There are no predictors on what shade of a color a horse will be. All of that is a crap shoot. 

This is the reason if you want a certain color/shade, you are better off buying than breeding (not aimed at you op).


----------



## lblagden (Apr 12, 2011)

I think I'm just asking questions to keep my mind occupied while we wait. The vet said she was due early March and still nothing..

Apparently this mare was housed with a yearling Friesian colt for a few months but "is absolutely not in foal, the colt is too young". We found out shortly after buying her from the meat man that she was almost 6 months along.

I'm just hoping for a healthy foal. I'm also hoping it's not one of those Friesian mixes that just looks funny their entire lives. Fortunately the mare has really nice conformation, and she and her parents all have good performance histories. My friend looked her up with the AQHA - I wish I'd thought to ask her what colour the mare's parents were. Hopefully the colt that bred her has a similar background.

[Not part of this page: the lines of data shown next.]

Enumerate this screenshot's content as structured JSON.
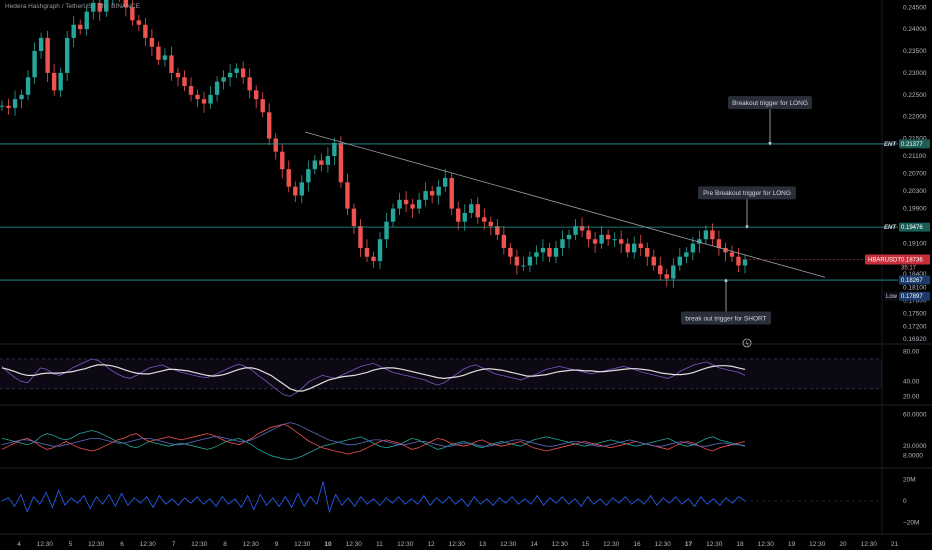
{
  "header": {
    "title": "Hedera Hashgraph / TetherUS · 1h · BINANCE"
  },
  "colors": {
    "up": "#26a69a",
    "down": "#ef5350",
    "level": "#2a9d9a",
    "trend": "#9aa0a8",
    "rsi": "#7e57c2",
    "rsi_ma": "#e0e0e0",
    "dmi_plus": "#26a69a",
    "dmi_minus": "#ef5350",
    "adx": "#5c6bc0",
    "osc": "#2962ff",
    "low_tag": "#1c3a6b",
    "price_tag": "#c62f3a"
  },
  "chart_data": [
    {
      "type": "candlestick",
      "pair": "HBARUSDT",
      "y_ticks": [
        "0.24500",
        "0.24000",
        "0.23500",
        "0.23000",
        "0.22500",
        "0.22000",
        "0.21500",
        "0.21100",
        "0.20700",
        "0.20300",
        "0.19900",
        "0.19500",
        "0.19100",
        "0.18700",
        "0.18400",
        "0.18100",
        "0.17800",
        "0.17500",
        "0.17200",
        "0.16920"
      ],
      "ylim": [
        0.1692,
        0.2462
      ],
      "x_ticks": [
        "4",
        "12:30",
        "5",
        "12:30",
        "6",
        "12:30",
        "7",
        "12:30",
        "8",
        "12:30",
        "9",
        "12:30",
        "10",
        "12:30",
        "11",
        "12:30",
        "12",
        "12:30",
        "13",
        "12:30",
        "14",
        "12:30",
        "15",
        "12:30",
        "16",
        "12:30",
        "17",
        "12:30",
        "18",
        "12:30",
        "19",
        "12:30",
        "20",
        "12:30",
        "21"
      ],
      "candles": [
        0.2225,
        0.222,
        0.224,
        0.225,
        0.229,
        0.235,
        0.238,
        0.23,
        0.226,
        0.23,
        0.238,
        0.241,
        0.24,
        0.244,
        0.246,
        0.244,
        0.247,
        0.25,
        0.248,
        0.245,
        0.242,
        0.241,
        0.238,
        0.236,
        0.233,
        0.234,
        0.23,
        0.229,
        0.227,
        0.225,
        0.224,
        0.223,
        0.225,
        0.228,
        0.229,
        0.23,
        0.231,
        0.229,
        0.226,
        0.224,
        0.221,
        0.215,
        0.212,
        0.208,
        0.204,
        0.202,
        0.205,
        0.208,
        0.21,
        0.209,
        0.211,
        0.214,
        0.205,
        0.199,
        0.195,
        0.19,
        0.188,
        0.187,
        0.192,
        0.196,
        0.199,
        0.201,
        0.2,
        0.199,
        0.201,
        0.203,
        0.202,
        0.204,
        0.206,
        0.199,
        0.196,
        0.198,
        0.2,
        0.197,
        0.196,
        0.195,
        0.193,
        0.19,
        0.188,
        0.186,
        0.186,
        0.188,
        0.189,
        0.19,
        0.188,
        0.19,
        0.192,
        0.193,
        0.195,
        0.194,
        0.192,
        0.191,
        0.193,
        0.192,
        0.192,
        0.191,
        0.189,
        0.191,
        0.19,
        0.188,
        0.186,
        0.184,
        0.183,
        0.186,
        0.188,
        0.189,
        0.191,
        0.192,
        0.194,
        0.192,
        0.19,
        0.189,
        0.188,
        0.186,
        0.1874
      ],
      "trendline": {
        "start": {
          "x": "9 12:30",
          "y": 0.2165
        },
        "end": {
          "x": "19 12:30",
          "y": 0.1833
        }
      },
      "levels": [
        {
          "label": "ENT",
          "value": "0.21377",
          "y": 0.21377
        },
        {
          "label": "ENT",
          "value": "0.19476",
          "y": 0.19476
        },
        {
          "label": "",
          "value": "0.18267",
          "y": 0.18267
        }
      ],
      "current_price": {
        "label": "HBARUSDT",
        "value": "0.18736",
        "countdown": "35:17",
        "y": 0.18736
      },
      "low": {
        "label": "Low",
        "value": "0.17897",
        "y": 0.17897
      },
      "annotations": [
        {
          "text": "Breakout trigger for LONG",
          "y": 0.2232
        },
        {
          "text": "Pre Breakout trigger for LONG",
          "y": 0.2026
        },
        {
          "text": "break out trigger for SHORT",
          "y": 0.174
        }
      ]
    },
    {
      "type": "line",
      "panel": "rsi",
      "y_ticks": [
        "80.00",
        "40.00",
        "20.00"
      ],
      "ylim": [
        15,
        82
      ],
      "bands": [
        70,
        30
      ],
      "series": [
        {
          "key": "rsi",
          "values": [
            60,
            52,
            45,
            40,
            38,
            48,
            58,
            56,
            50,
            48,
            52,
            58,
            62,
            66,
            70,
            68,
            62,
            55,
            50,
            46,
            44,
            48,
            53,
            58,
            60,
            62,
            58,
            55,
            52,
            50,
            48,
            46,
            45,
            48,
            52,
            56,
            60,
            63,
            60,
            55,
            48,
            42,
            35,
            28,
            22,
            20,
            25,
            32,
            40,
            44,
            48,
            46,
            44,
            48,
            52,
            56,
            60,
            62,
            64,
            60,
            56,
            52,
            50,
            48,
            46,
            44,
            42,
            38,
            35,
            38,
            44,
            50,
            56,
            60,
            62,
            58,
            54,
            50,
            48,
            46,
            44,
            42,
            45,
            48,
            52,
            56,
            58,
            60,
            58,
            56,
            54,
            52,
            50,
            52,
            54,
            56,
            58,
            60,
            58,
            55,
            52,
            50,
            48,
            46,
            44,
            48,
            54,
            58,
            62,
            64,
            66,
            62,
            58,
            56,
            54,
            52,
            48
          ]
        },
        {
          "key": "rsi_ma",
          "values": [
            58,
            56,
            53,
            50,
            48,
            48,
            50,
            51,
            51,
            51,
            52,
            53,
            55,
            57,
            60,
            62,
            62,
            61,
            59,
            56,
            53,
            51,
            50,
            50,
            52,
            54,
            56,
            56,
            55,
            54,
            52,
            50,
            48,
            47,
            48,
            50,
            53,
            56,
            58,
            58,
            56,
            52,
            48,
            42,
            36,
            30,
            27,
            27,
            30,
            34,
            38,
            42,
            44,
            46,
            47,
            48,
            50,
            52,
            55,
            57,
            58,
            58,
            57,
            55,
            53,
            51,
            49,
            47,
            45,
            44,
            45,
            46,
            48,
            51,
            54,
            56,
            57,
            56,
            55,
            53,
            51,
            49,
            47,
            47,
            48,
            49,
            51,
            53,
            54,
            55,
            55,
            54,
            54,
            53,
            53,
            54,
            55,
            56,
            57,
            57,
            56,
            55,
            53,
            51,
            50,
            49,
            49,
            50,
            52,
            55,
            58,
            60,
            61,
            61,
            60,
            58,
            56
          ]
        }
      ]
    },
    {
      "type": "line",
      "panel": "dmi",
      "y_ticks": [
        "60.0000",
        "20.0000",
        "8.0000"
      ],
      "ylim": [
        0,
        66
      ],
      "series": [
        {
          "key": "dmi_plus",
          "values": [
            30,
            28,
            26,
            24,
            22,
            25,
            32,
            36,
            34,
            30,
            28,
            31,
            36,
            38,
            40,
            38,
            34,
            30,
            26,
            24,
            20,
            18,
            22,
            26,
            24,
            22,
            20,
            22,
            24,
            22,
            20,
            18,
            16,
            18,
            22,
            26,
            28,
            30,
            26,
            22,
            16,
            12,
            8,
            6,
            4,
            3,
            5,
            8,
            12,
            16,
            20,
            22,
            24,
            26,
            28,
            30,
            32,
            28,
            24,
            20,
            18,
            20,
            22,
            26,
            30,
            28,
            24,
            20,
            16,
            18,
            22,
            24,
            26,
            24,
            20,
            18,
            22,
            24,
            26,
            24,
            22,
            20,
            24,
            28,
            30,
            32,
            30,
            28,
            26,
            24,
            22,
            20,
            22,
            24,
            26,
            28,
            26,
            24,
            22,
            20,
            22,
            24,
            26,
            28,
            30,
            26,
            22,
            20,
            22,
            26,
            30,
            32,
            28,
            26,
            24,
            22,
            20
          ]
        },
        {
          "key": "dmi_minus",
          "values": [
            16,
            20,
            24,
            28,
            30,
            26,
            20,
            16,
            18,
            22,
            26,
            22,
            18,
            16,
            14,
            16,
            20,
            24,
            28,
            30,
            34,
            36,
            30,
            26,
            28,
            30,
            32,
            30,
            28,
            30,
            32,
            34,
            36,
            34,
            30,
            26,
            24,
            22,
            26,
            30,
            36,
            40,
            44,
            46,
            48,
            44,
            38,
            32,
            26,
            22,
            18,
            16,
            14,
            12,
            10,
            12,
            14,
            18,
            22,
            26,
            28,
            26,
            24,
            20,
            16,
            18,
            22,
            26,
            30,
            28,
            24,
            22,
            20,
            22,
            26,
            28,
            24,
            22,
            20,
            22,
            24,
            26,
            22,
            18,
            16,
            14,
            16,
            18,
            20,
            22,
            24,
            26,
            24,
            22,
            20,
            18,
            20,
            22,
            24,
            26,
            24,
            22,
            20,
            18,
            16,
            20,
            24,
            26,
            24,
            20,
            16,
            14,
            18,
            20,
            22,
            24,
            26
          ]
        },
        {
          "key": "adx",
          "values": [
            22,
            24,
            26,
            28,
            28,
            26,
            24,
            22,
            20,
            20,
            22,
            24,
            26,
            28,
            30,
            30,
            28,
            26,
            24,
            24,
            26,
            28,
            30,
            30,
            28,
            26,
            24,
            22,
            22,
            24,
            26,
            28,
            30,
            32,
            32,
            30,
            28,
            26,
            26,
            28,
            32,
            36,
            40,
            44,
            48,
            50,
            48,
            44,
            40,
            36,
            32,
            28,
            26,
            24,
            22,
            22,
            24,
            26,
            28,
            28,
            26,
            24,
            22,
            22,
            24,
            26,
            26,
            24,
            22,
            20,
            20,
            22,
            24,
            24,
            22,
            20,
            20,
            22,
            24,
            26,
            28,
            28,
            26,
            24,
            22,
            20,
            20,
            22,
            24,
            26,
            26,
            24,
            22,
            20,
            20,
            22,
            24,
            26,
            28,
            26,
            24,
            22,
            20,
            20,
            22,
            24,
            26,
            24,
            22,
            20,
            20,
            22,
            24,
            24,
            22,
            22,
            21
          ]
        }
      ]
    },
    {
      "type": "line",
      "panel": "oscillator",
      "y_ticks": [
        "20M",
        "0",
        "−20M"
      ],
      "ylim": [
        -25,
        25
      ],
      "series": [
        {
          "key": "osc",
          "values": [
            0,
            3,
            -5,
            6,
            -10,
            4,
            -3,
            8,
            -6,
            10,
            -4,
            3,
            -2,
            5,
            -7,
            4,
            -3,
            6,
            -5,
            7,
            -4,
            3,
            -2,
            4,
            -6,
            5,
            -3,
            2,
            -4,
            3,
            -2,
            4,
            -3,
            2,
            -5,
            4,
            -3,
            2,
            -6,
            5,
            -8,
            6,
            -4,
            3,
            -5,
            4,
            -6,
            7,
            -5,
            4,
            -3,
            18,
            -10,
            6,
            -4,
            3,
            -5,
            4,
            -3,
            2,
            -4,
            3,
            -2,
            4,
            -3,
            2,
            -3,
            5,
            -4,
            3,
            -2,
            4,
            -3,
            2,
            -5,
            4,
            -3,
            2,
            -4,
            3,
            -2,
            4,
            -3,
            2,
            -3,
            5,
            -4,
            3,
            -2,
            4,
            -3,
            2,
            -5,
            4,
            -3,
            2,
            -4,
            3,
            -2,
            4,
            -3,
            2,
            -3,
            5,
            -4,
            3,
            -2,
            4,
            -3,
            2,
            -5,
            4,
            -3,
            2,
            -4,
            3,
            -2,
            4,
            0
          ]
        }
      ]
    }
  ]
}
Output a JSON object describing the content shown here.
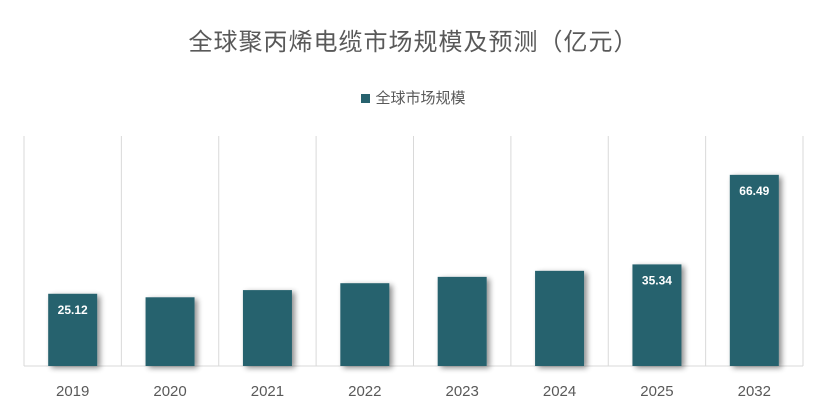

The mare also has some serious temperament issues, but one thing at a time.


----------



## Jacksmama (Jan 27, 2010)

Could we see a pic of the mare? I'm just curious to see her conformation


----------



## lblagden (Apr 12, 2011)

I'll see if I can get one this evening after work


----------



## NdAppy (Apr 8, 2009)

Asking questions is _always _a good thing. If I came across as it being a bad thing, that wasn't my intention. The part about buy a specific color was just a general statement and not directed at anyone in particular.


----------



## lblagden (Apr 12, 2011)

No, no, not at all! I just wanted to explain a bit where I'm coming from.

I'm very new to all of this - I've only been working with horses about 18 months and I'm completely new to the foal thing. So believe me, there will be TONS of questions. I'm fortunate to be surrounded by great trainers and instructors though.

For example, I've been told this mare has good conformation but I have no idea what to look for myself.


----------